In late September 2024, the World Health Organization declared a Marbug Virus Disease outbreak in my home country of Rwanda. This deadly virus entered through the biggest government hospitals, including my former working place King Faisal Hospital (KFH), and it has cost great devastation among frontline workers. I have lost 10 workmates so far.
This on-going crisis follows other deadly pandemics, such as Ebola in 2014-2016 and 2018-2020, COVID-19, and Clade I Mpox outbreak. These have resulted in deaths ranging from 1000 (Mpox) to 11,325 (Ebola) to around 14.9 million (in the first two years of the COVID-19 pandemic alone).
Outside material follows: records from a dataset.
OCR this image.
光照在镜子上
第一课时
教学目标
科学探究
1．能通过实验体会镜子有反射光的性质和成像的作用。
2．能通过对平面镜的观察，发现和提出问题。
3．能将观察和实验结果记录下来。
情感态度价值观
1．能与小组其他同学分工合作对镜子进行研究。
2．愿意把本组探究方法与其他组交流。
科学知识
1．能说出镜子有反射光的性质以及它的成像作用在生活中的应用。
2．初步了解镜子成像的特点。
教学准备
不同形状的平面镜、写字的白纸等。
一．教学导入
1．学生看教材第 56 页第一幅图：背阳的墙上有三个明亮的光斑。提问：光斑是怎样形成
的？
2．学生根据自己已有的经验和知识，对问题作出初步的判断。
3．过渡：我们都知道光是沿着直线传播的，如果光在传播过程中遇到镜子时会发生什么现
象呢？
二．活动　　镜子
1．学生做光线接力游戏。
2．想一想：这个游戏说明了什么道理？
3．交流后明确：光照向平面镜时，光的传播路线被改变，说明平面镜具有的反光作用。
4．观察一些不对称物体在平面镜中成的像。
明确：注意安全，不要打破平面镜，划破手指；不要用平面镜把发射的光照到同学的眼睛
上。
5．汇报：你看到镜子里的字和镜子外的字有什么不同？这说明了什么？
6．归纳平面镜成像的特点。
During these crises, health centers, hospitals and clinics are often turned into isolated and treatment centers for only one disease, and this heavily impacts the delivery of service to people affected by other health issues. The outbreaks increase the rate of mental health issues and turnover among healthcare staff, in addition to some deaths among essential health workforces.
As a midwife and a Global Health Specialist who is actively involved in frontline services, the unpredictable outbreaks continue to challenge our effort and commitment to deliver the quality of care to the mothers and their newborns. The kind of crises have considerably increased the negative impact of pre-existing issue of staff shortage and limited essential commodities in my field of midwifery practices.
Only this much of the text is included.